Keep in mind that just because some (many) attorneys list these designations inappropriately or improperly, it doesn’t mean it will pass muster with the Disciplinary Board. There’s no safety in numbers. Even if a thousand other attorneys do it wrong the same way you do, if someone makes a complaint about a particular firm, say your firm, that firm will be sanctioned. Fortunately for most attorneys, the D-Board is so backed up with complaint investigations and hearings, they have no time to “prowl” to enforce.
I wrote about this in a post entitled “Have the PA Rules Regarding Lawyer Advertising Changed?” way back in August, 2006. I stuck my neck out later that year in a post entitled “More on Lawyer Advertising” in which I declared my opinion that it would be best to have all attorney advertising in PA require pre-publication approvement in the same manner as in Florida. It was not well-received, but I said it for exactly the reason set forth above, what is happening is a perpetuation of incorrect practices, simply because an overburdened Disciplinary Board barely has time to respond to complaints, let alone act on a proactive basis to enforce the PA Rules.
Let’s revisit once again what must happen in PA with respect to all these designations, under Rule 1.7. From PA Informal Opinion 2005-188 we see this comment:
“ . . .assuming you were voted “Best Lawyer of X County”, while the statement may be factually accurate, without an explanation regarding the basis for the designation, it could be deemed misleading and, thus, constitute a violation of Rule 7.1. . . . the inclusion of an appropriate disclaimer may preclude a finding that a statement is likely to create unjustified expectations or otherwise mislead a prospective client.”
In Philadelphia Opinion 2004-10:
“It is the opinion of the Committee that, although an attorney advertisement may state that an attorney has been designated a “Super Lawyer,” it may only do so when the advertisement contains sufficiently detailed information about that process and criteria for the reader to whom the advertisement is directed, to determine the manner and context within which the designation was made. Blanket statements that do not provide accurate and sufficient contextual information concerning ratings or other similar appellations do not comply with the Rules of Professional Conduct, currently and as amended January 1, 2005.”
I think these are pretty clear. As long as there is some notation about the process and criteria for the award, it may be mentioned. Otherwise it is potentially misleading.
While I am on this rant, let me remind you that you cannot use subjective adjectives or comparisons in your advertising, which includes your web site. Words like “better, more, smarter” are no-nos. I see them all the time. You can’t call yourself “expert” unless it is in one of the specifically designated specialties of law where one can earn the designation, such as intellectual property. Again, I see these statements all the time, e.g. “Attorney X is an expert in land use and acquisition.”

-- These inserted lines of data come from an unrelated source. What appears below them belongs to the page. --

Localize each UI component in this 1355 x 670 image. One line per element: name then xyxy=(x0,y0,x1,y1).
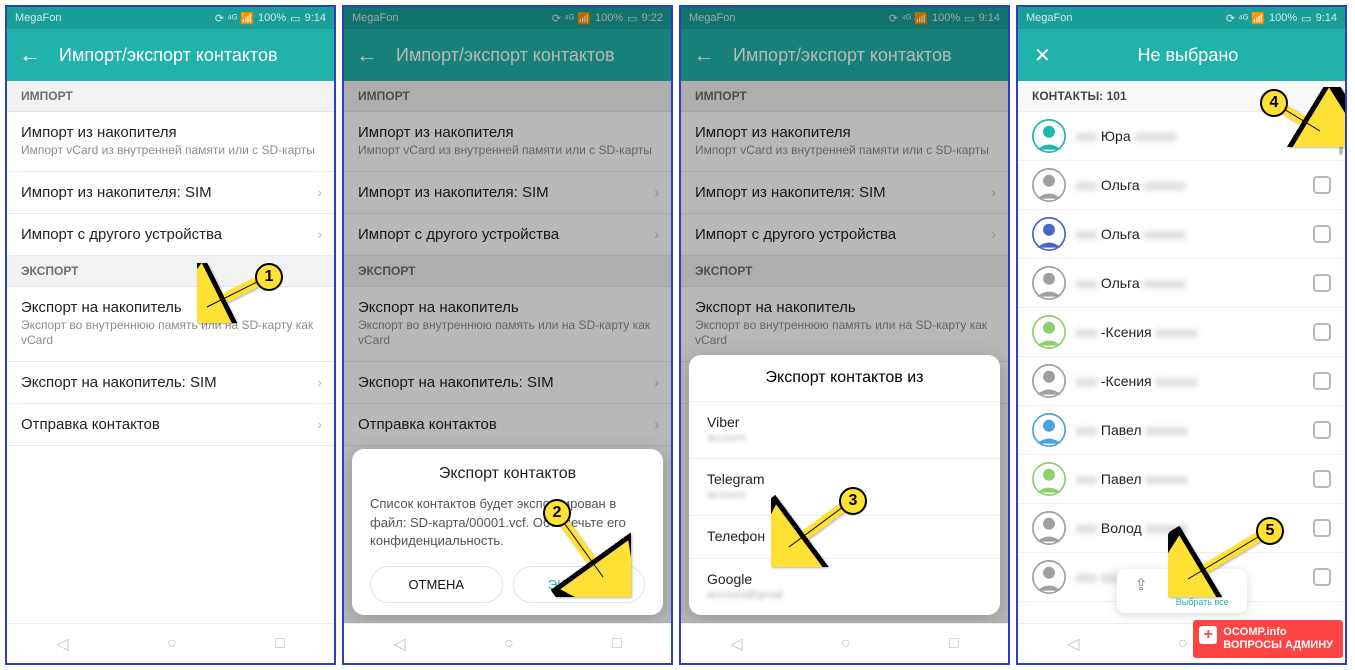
nav-bar: ◁○□ xyxy=(681,623,1008,663)
nav-home-icon[interactable]: ○ xyxy=(167,635,177,653)
phone-screen-2: MegaFon ⟳ ⁴ᴳ 📶 100% ▭ 9:22 ← Импорт/эксп… xyxy=(342,5,673,665)
annotation-marker-4: 4 xyxy=(1258,87,1347,152)
checkbox[interactable] xyxy=(1313,225,1331,243)
sheet-item-viber[interactable]: Viberaccount xyxy=(689,402,1000,459)
phone-screen-3: MegaFon ⟳ ⁴ᴳ 📶 100% ▭ 9:14 ← Импорт/эксп… xyxy=(679,5,1010,665)
chevron-right-icon: › xyxy=(317,226,322,242)
dialog-title: Экспорт контактов xyxy=(370,465,645,483)
checkbox[interactable] xyxy=(1313,372,1331,390)
avatar-icon xyxy=(1032,462,1066,496)
checkbox[interactable] xyxy=(1313,274,1331,292)
phone-screen-4: MegaFon ⟳ ⁴ᴳ 📶 100% ▭ 9:14 ✕ Не выбрано … xyxy=(1016,5,1347,665)
nav-bar: ◁○□ xyxy=(344,623,671,663)
cancel-button[interactable]: ОТМЕНА xyxy=(370,566,503,603)
phone-screen-1: MegaFon ⟳ ⁴ᴳ 📶 100% ▭ 9:14 ← Импорт/эксп… xyxy=(5,5,336,665)
watermark: + OCOMP.info ВОПРОСЫ АДМИНУ xyxy=(1193,620,1343,658)
checkbox[interactable] xyxy=(1313,421,1331,439)
annotation-marker-3: 3 xyxy=(771,487,871,572)
avatar-icon xyxy=(1032,560,1066,594)
contact-row[interactable]: xxx Ольга xxxxxx xyxy=(1018,210,1345,259)
status-bar: MegaFon ⟳ ⁴ᴳ 📶 100% ▭ 9:14 xyxy=(7,7,334,29)
plus-icon: + xyxy=(1199,626,1217,644)
page-title: Не выбрано xyxy=(1043,45,1333,66)
checkbox[interactable] xyxy=(1313,176,1331,194)
contact-row[interactable]: xxx Павел xxxxxx xyxy=(1018,455,1345,504)
contact-row[interactable]: xxx -Ксения xxxxxx xyxy=(1018,357,1345,406)
sheet-title: Экспорт контактов из xyxy=(689,355,1000,402)
contact-name: xxx -Ксения xxxxxx xyxy=(1076,373,1303,389)
share-button[interactable]: ⇪ xyxy=(1134,575,1147,607)
annotation-marker-1: 1 xyxy=(197,263,287,328)
checkbox[interactable] xyxy=(1313,323,1331,341)
section-import: ИМПОРТ xyxy=(7,81,334,112)
chevron-right-icon: › xyxy=(317,184,322,200)
checkbox[interactable] xyxy=(1313,519,1331,537)
contact-row[interactable]: xxx -Ксения xxxxxx xyxy=(1018,308,1345,357)
contact-name: xxx Павел xxxxxx xyxy=(1076,422,1303,438)
nav-bar: ◁ ○ □ xyxy=(7,623,334,663)
chevron-right-icon: › xyxy=(317,374,322,390)
contact-name: xxx Ольга xxxxxx xyxy=(1076,177,1303,193)
import-sim[interactable]: Импорт из накопителя: SIM › xyxy=(7,172,334,214)
contact-row[interactable]: xxx Ольга xxxxxx xyxy=(1018,259,1345,308)
checkbox[interactable] xyxy=(1313,470,1331,488)
contact-row[interactable]: xxx Павел xxxxxx xyxy=(1018,406,1345,455)
contact-name: xxx Ольга xxxxxx xyxy=(1076,275,1303,291)
app-bar: ✕ Не выбрано xyxy=(1018,29,1345,81)
annotation-marker-2: 2 xyxy=(541,497,631,602)
avatar-icon xyxy=(1032,413,1066,447)
carrier-label: MegaFon xyxy=(15,12,61,24)
nav-recent-icon[interactable]: □ xyxy=(275,635,285,653)
import-other-device[interactable]: Импорт с другого устройства › xyxy=(7,214,334,256)
contact-name: xxx Ольга xxxxxx xyxy=(1076,226,1303,242)
import-storage[interactable]: Импорт из накопителя Импорт vCard из вну… xyxy=(7,112,334,172)
avatar-icon xyxy=(1032,364,1066,398)
status-bar: MegaFon ⟳ ⁴ᴳ 📶 100% ▭ 9:14 xyxy=(1018,7,1345,29)
contact-name: xxx Павел xxxxxx xyxy=(1076,471,1303,487)
export-sim[interactable]: Экспорт на накопитель: SIM › xyxy=(7,362,334,404)
export-from-sheet: Экспорт контактов из Viberaccount Telegr… xyxy=(689,355,1000,615)
contact-name: xxx -Ксения xxxxxx xyxy=(1076,324,1303,340)
back-icon[interactable]: ← xyxy=(19,42,41,68)
avatar-icon xyxy=(1032,266,1066,300)
nav-back-icon[interactable]: ◁ xyxy=(56,634,68,654)
status-right: ⟳ ⁴ᴳ 📶 100% ▭ 9:14 xyxy=(215,12,326,25)
contact-row[interactable]: xxx Ольга xxxxxx xyxy=(1018,161,1345,210)
avatar-icon xyxy=(1032,168,1066,202)
page-title: Импорт/экспорт контактов xyxy=(59,45,278,66)
app-bar: ← Импорт/экспорт контактов xyxy=(7,29,334,81)
annotation-marker-5: 5 xyxy=(1168,517,1288,602)
send-contacts[interactable]: Отправка контактов › xyxy=(7,404,334,446)
chevron-right-icon: › xyxy=(317,416,322,432)
avatar-icon xyxy=(1032,119,1066,153)
avatar-icon xyxy=(1032,511,1066,545)
checkbox[interactable] xyxy=(1313,568,1331,586)
avatar-icon xyxy=(1032,217,1066,251)
avatar-icon xyxy=(1032,315,1066,349)
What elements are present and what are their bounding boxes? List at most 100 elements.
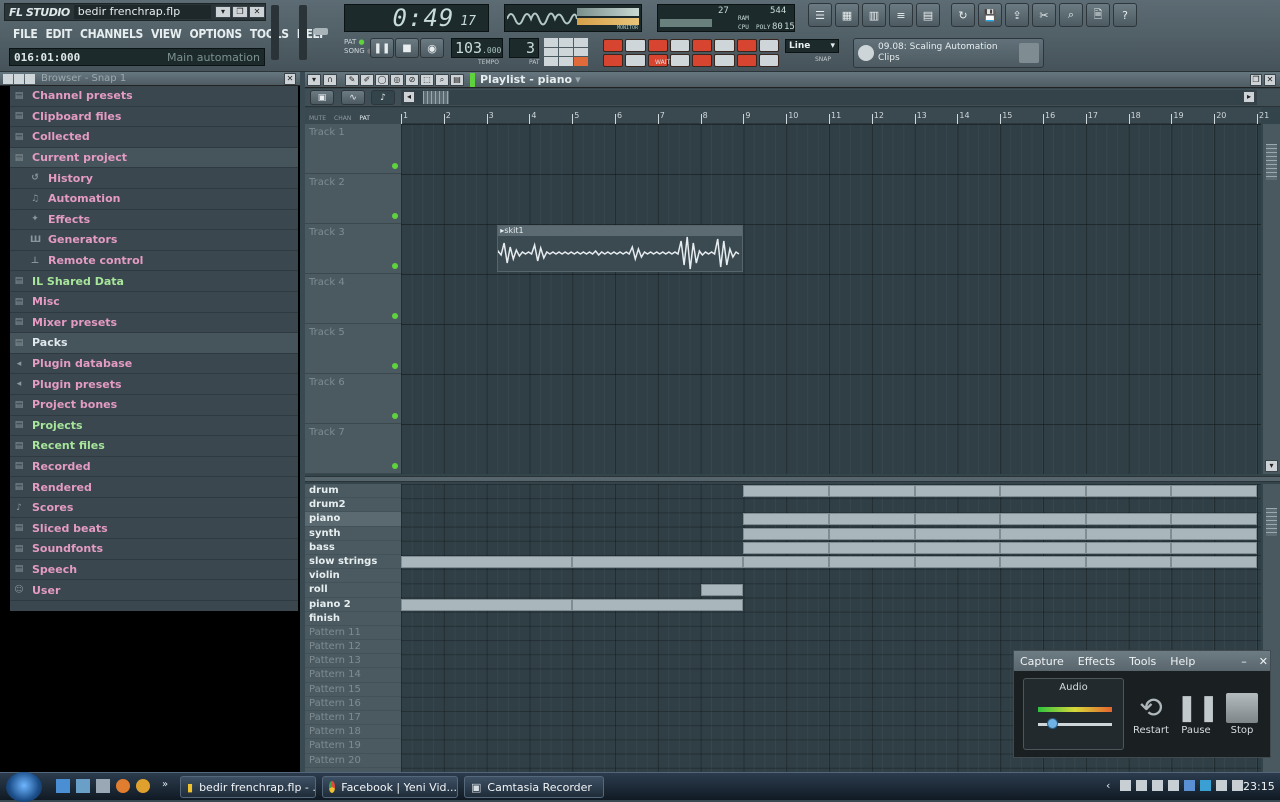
browser-item-generators[interactable]: Ш Generators	[10, 230, 298, 251]
view-mode-mute[interactable]: MUTE	[309, 115, 326, 122]
pattern-block[interactable]	[1171, 527, 1257, 540]
hint-panel[interactable]: 09.08: Scaling Automation Clips	[853, 38, 1044, 68]
track-header[interactable]: Track 4	[305, 274, 401, 324]
tray-network-icon[interactable]	[1120, 780, 1131, 791]
pause-button[interactable]: ❚❚ Pause	[1176, 691, 1220, 736]
pattern-block[interactable]	[914, 527, 1001, 540]
browser-item-speech[interactable]: ▤ Speech	[10, 560, 298, 581]
taskbar-clock[interactable]: 23:15	[1243, 780, 1275, 793]
magnet-icon[interactable]: ∩	[323, 73, 337, 86]
browser-item-current-project[interactable]: ▤ Current project	[10, 147, 298, 169]
song-mode-label[interactable]: SONG	[344, 47, 365, 55]
browser-item-history[interactable]: ↺ History	[10, 168, 298, 189]
option-toggle-icon[interactable]	[625, 54, 646, 67]
project-info-button[interactable]: 🗎	[1086, 3, 1110, 27]
track-header[interactable]: Track 6	[305, 374, 401, 424]
scroll-left-icon[interactable]: ◂	[403, 91, 415, 103]
playback-tool-icon[interactable]: ▤	[450, 73, 464, 86]
horizontal-scrollbar[interactable]: ◂ ▸	[401, 90, 1257, 105]
pattern-number[interactable]: 3	[509, 38, 539, 58]
master-pitch-slider[interactable]	[299, 5, 307, 60]
tray-expand-icon[interactable]: ‹	[1106, 779, 1110, 792]
browser-item-sliced-beats[interactable]: ▤ Sliced beats	[10, 518, 298, 540]
taskbar-fl-studio[interactable]: ▮ bedir frenchrap.flp - ...	[180, 776, 316, 798]
audio-clip[interactable]: ▸skit1	[497, 225, 744, 272]
pattern-block[interactable]	[1085, 556, 1172, 568]
search-button[interactable]: ⌕	[1059, 3, 1083, 27]
close-icon[interactable]: ✕	[249, 6, 265, 18]
timeline-ruler[interactable]: 1 2 3 4 5 6 7 8 9 10 11 12 13 14 15 16 17 18 19 20 21	[401, 108, 1269, 124]
view-patterns-button[interactable]: ▣	[310, 90, 334, 105]
pattern-item[interactable]: drum	[305, 484, 401, 499]
camtasia-menu-help[interactable]: Help	[1170, 655, 1195, 668]
browser-item-project-bones[interactable]: ▤ Project bones	[10, 395, 298, 416]
pattern-block[interactable]	[1000, 513, 1086, 526]
option-toggle-icon[interactable]	[669, 54, 690, 67]
explorer-icon[interactable]	[96, 779, 110, 793]
switch-windows-icon[interactable]	[76, 779, 90, 793]
browser-item-channel-presets[interactable]: ▤ Channel presets	[10, 86, 298, 107]
menu-file[interactable]: FILE	[9, 24, 41, 44]
pattern-block[interactable]	[1171, 556, 1257, 568]
slice-tool-icon[interactable]: ⊘	[405, 73, 419, 86]
master-volume-slider[interactable]	[271, 5, 279, 60]
track-header[interactable]: Track 5	[305, 324, 401, 374]
pattern-block[interactable]	[1085, 527, 1172, 540]
option-toggle-icon[interactable]	[736, 39, 757, 52]
option-toggle-icon[interactable]	[758, 39, 779, 52]
pattern-item[interactable]: finish	[305, 612, 401, 626]
browser-item-collected[interactable]: ▤ Collected	[10, 127, 298, 148]
pattern-block[interactable]	[914, 485, 1001, 497]
camtasia-menu-capture[interactable]: Capture	[1020, 655, 1064, 668]
camtasia-close-icon[interactable]: ✕	[1259, 655, 1268, 668]
track-mute-led[interactable]	[392, 413, 398, 419]
option-toggle-icon[interactable]	[603, 39, 624, 52]
pattern-block[interactable]	[1000, 527, 1086, 540]
pattern-block[interactable]	[829, 513, 915, 526]
piano-roll-button[interactable]: ▥	[862, 3, 886, 27]
browser-item-packs[interactable]: ▤ Packs	[10, 333, 298, 354]
browser-item-plugin-database[interactable]: ◂ Plugin database	[10, 354, 298, 375]
export-button[interactable]: ⇪	[1005, 3, 1029, 27]
track-header[interactable]: Track 7	[305, 424, 401, 474]
option-toggle-icon[interactable]	[692, 39, 713, 52]
help-button[interactable]: ?	[1113, 3, 1137, 27]
option-toggle-icon[interactable]	[647, 39, 668, 52]
pencil-tool-icon[interactable]: ✎	[345, 73, 359, 86]
pattern-block[interactable]	[1000, 485, 1086, 497]
browser-item-recent-files[interactable]: ▤ Recent files	[10, 436, 298, 457]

I hate to sound like the Grinch. The reason I see these violations as problematic has not changed since I wrote about it in 2006. Like many of you, I am seriously concerned about the loss of esteem with which lawyers are regarded by the general population. I think that the impact which some lawyer advertising has had on the public has been responsible for some of this. And it is exactly the general population which is so easily misled by these ratings, and what they actually represent. Without any context, a designatiion of Super Lawyer or Best Of will most certainly create expectations. When those expectations are not met, those designations will become quickly devalued in the eyes of the general population. And that affects those of you for whom the designation should be meaningful. In short, when misused on a massive scale, these designations become completely ineffective as differentiators.